Semua itu disebabkan oleh sistem kapitalisme yang cacat sejak lahir senantiasa membawa kerusakan dan kehancuran. Lantaran asasnya sekularisme yakni memisahkan agama dari kehidupan, yang berlawanan dengan fitrah beragama pada diri manusia. Tidak hanya cacat ide atau pemikiran, namun juga secara kasat mata gagal menyejahterakan manusia. Karakter tamak dan rakus ditopang dengan pilar kebebasan yang menghalalkan segala cara, menjadikan kekayaan hanya dikuasai oleh segelintir pemilik modal. Ide kebebasan inilah salah satu penyebab rusaknya tatanan kehidupan.

Hanya Khilafah Solusinya

Keterpurukan bangsa dan umat ini karena meninggalkan syariat Islam yang kafah (sempurna). Bagi yang menghendaki kebaikan negeri ini tentu akan memilih aturan atau sistem Islam yang berasal dari Allah Swt. Zat Yang Mahabijaksana lagi Mahatahu atas segala perkara.

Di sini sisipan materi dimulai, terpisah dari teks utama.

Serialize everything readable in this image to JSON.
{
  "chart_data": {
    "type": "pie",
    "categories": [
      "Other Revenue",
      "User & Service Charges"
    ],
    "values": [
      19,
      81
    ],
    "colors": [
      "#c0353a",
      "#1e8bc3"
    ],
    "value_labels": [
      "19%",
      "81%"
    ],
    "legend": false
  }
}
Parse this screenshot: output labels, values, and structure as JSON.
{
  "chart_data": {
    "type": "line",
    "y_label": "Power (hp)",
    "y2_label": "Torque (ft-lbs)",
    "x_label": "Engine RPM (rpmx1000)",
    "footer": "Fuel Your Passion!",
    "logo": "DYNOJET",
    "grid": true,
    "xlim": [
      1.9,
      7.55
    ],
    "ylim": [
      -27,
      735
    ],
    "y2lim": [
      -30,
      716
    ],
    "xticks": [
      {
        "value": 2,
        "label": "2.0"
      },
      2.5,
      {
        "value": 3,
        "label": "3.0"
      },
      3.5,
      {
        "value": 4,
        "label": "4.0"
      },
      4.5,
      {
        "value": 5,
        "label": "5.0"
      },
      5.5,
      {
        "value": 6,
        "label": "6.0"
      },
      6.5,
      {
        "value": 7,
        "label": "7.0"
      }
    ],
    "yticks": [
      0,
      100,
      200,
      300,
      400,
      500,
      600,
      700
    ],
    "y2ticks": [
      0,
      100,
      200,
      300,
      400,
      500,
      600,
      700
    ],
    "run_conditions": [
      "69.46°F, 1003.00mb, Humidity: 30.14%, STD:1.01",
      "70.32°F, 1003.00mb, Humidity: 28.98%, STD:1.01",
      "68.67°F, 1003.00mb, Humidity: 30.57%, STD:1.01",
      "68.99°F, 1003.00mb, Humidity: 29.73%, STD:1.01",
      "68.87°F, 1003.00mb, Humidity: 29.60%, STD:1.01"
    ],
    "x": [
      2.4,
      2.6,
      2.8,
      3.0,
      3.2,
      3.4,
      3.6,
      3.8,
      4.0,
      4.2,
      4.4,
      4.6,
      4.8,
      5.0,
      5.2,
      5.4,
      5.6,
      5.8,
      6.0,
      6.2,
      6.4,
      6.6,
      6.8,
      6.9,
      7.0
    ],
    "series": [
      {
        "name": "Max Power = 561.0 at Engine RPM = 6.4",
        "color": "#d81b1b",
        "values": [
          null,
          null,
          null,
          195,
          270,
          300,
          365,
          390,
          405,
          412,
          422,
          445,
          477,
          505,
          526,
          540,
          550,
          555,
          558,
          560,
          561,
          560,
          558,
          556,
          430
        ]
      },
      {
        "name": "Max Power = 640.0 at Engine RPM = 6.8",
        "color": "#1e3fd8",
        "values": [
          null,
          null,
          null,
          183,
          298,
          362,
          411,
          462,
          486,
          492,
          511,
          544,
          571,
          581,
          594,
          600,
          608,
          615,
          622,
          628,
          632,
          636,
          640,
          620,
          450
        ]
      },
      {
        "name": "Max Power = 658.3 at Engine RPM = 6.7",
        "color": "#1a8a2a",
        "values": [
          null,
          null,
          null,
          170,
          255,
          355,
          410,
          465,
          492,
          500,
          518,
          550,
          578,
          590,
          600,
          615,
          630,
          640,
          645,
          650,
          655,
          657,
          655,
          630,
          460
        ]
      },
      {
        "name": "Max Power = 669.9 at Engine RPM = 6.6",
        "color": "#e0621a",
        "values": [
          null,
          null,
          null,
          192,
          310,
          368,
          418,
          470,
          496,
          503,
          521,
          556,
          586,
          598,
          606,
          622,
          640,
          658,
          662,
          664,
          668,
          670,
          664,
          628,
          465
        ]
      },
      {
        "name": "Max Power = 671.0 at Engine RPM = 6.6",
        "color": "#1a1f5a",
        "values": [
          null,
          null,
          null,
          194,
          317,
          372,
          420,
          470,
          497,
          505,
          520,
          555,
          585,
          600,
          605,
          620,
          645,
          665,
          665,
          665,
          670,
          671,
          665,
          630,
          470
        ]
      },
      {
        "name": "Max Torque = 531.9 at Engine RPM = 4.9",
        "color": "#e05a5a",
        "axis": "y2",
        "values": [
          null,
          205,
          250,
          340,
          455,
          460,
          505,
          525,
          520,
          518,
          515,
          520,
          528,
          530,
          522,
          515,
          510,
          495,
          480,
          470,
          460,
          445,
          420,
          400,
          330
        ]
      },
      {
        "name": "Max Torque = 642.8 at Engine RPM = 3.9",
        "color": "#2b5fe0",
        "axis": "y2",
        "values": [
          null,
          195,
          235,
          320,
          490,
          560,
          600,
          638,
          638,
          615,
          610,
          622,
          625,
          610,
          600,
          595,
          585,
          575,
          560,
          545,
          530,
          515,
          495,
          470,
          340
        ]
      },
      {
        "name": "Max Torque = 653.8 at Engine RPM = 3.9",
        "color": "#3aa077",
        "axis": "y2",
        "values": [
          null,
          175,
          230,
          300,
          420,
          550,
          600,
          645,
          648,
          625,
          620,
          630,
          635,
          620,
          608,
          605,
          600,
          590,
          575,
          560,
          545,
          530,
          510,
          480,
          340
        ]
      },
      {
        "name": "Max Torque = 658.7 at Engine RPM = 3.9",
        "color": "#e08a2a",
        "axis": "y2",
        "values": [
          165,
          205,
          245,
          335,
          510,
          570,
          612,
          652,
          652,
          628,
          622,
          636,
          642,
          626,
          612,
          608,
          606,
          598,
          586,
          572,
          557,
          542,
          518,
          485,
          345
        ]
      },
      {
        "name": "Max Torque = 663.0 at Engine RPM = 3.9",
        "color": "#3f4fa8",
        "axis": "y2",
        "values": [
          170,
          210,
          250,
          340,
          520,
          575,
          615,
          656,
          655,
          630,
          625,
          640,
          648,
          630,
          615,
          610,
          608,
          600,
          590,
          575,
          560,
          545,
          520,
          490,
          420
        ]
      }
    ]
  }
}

Negara Islam atau khilafah dipimpin seorang khalifah, tegak di atas akidah Islam. Akidah Islam inilah yang mendorong masing-masing individu memiliki aspek ruhiyyah, yakni kesadaran akan hubungannya dengan Allah Swt. Merasa senantiasa diawasi dan meyakini semua amal perbuatan nantinya akan dimintai pertanggungjawaban oleh Allah Swt.

Oleh sebab itu seorang
khalifah yang dibaiat wajib menerapkan syariat Islam secara kafah (QS. al-Baqarah [2]: 208). Artinya menerapkan syariat Islam di seluruh aspek kehidupan, yakni ekonomi, pendidikan, kesehatan, sosial budaya, peradilan, politik dalam/luar negeri, dan lainnya.

Dalam sistem ekonomi Islam, melarang riba dalam bentuk apapun. Ancaman bagi pelaku sungguh tegas dan keras, termaktub dalam QS. al-Baqarah [2]: 275 dan 279) dan Hadis, dari Jabir ra, ia berkata: "Rasulullah saw. melaknat pemakan riba, pemberi riba, dua saksinya dan penulisnya." Dan Beliau bersabda, "Mereka semua sama (derajat dosanya)." (HR. Muslim)

Demikian pula politik dalam/luar negeri asas interaksinya diatur syariat. Antara lain:

Jika sebuah negara kafir sedang berperang secara nyata dengan umat Islam, maka asas interaksinya adalah interaksi perang. Tidak boleh ada perjanjian apa pun dengan negara kafir, seperti perjanjian politik (hubungan diplomasi), perjanjian ekonomi seperti ekspor-impor, kesepakatan percepatan penanganan pandemi dengan penjualan vaksin, dan lainnya. Perjanjian hanya boleh ada setelah adanya perdamaian.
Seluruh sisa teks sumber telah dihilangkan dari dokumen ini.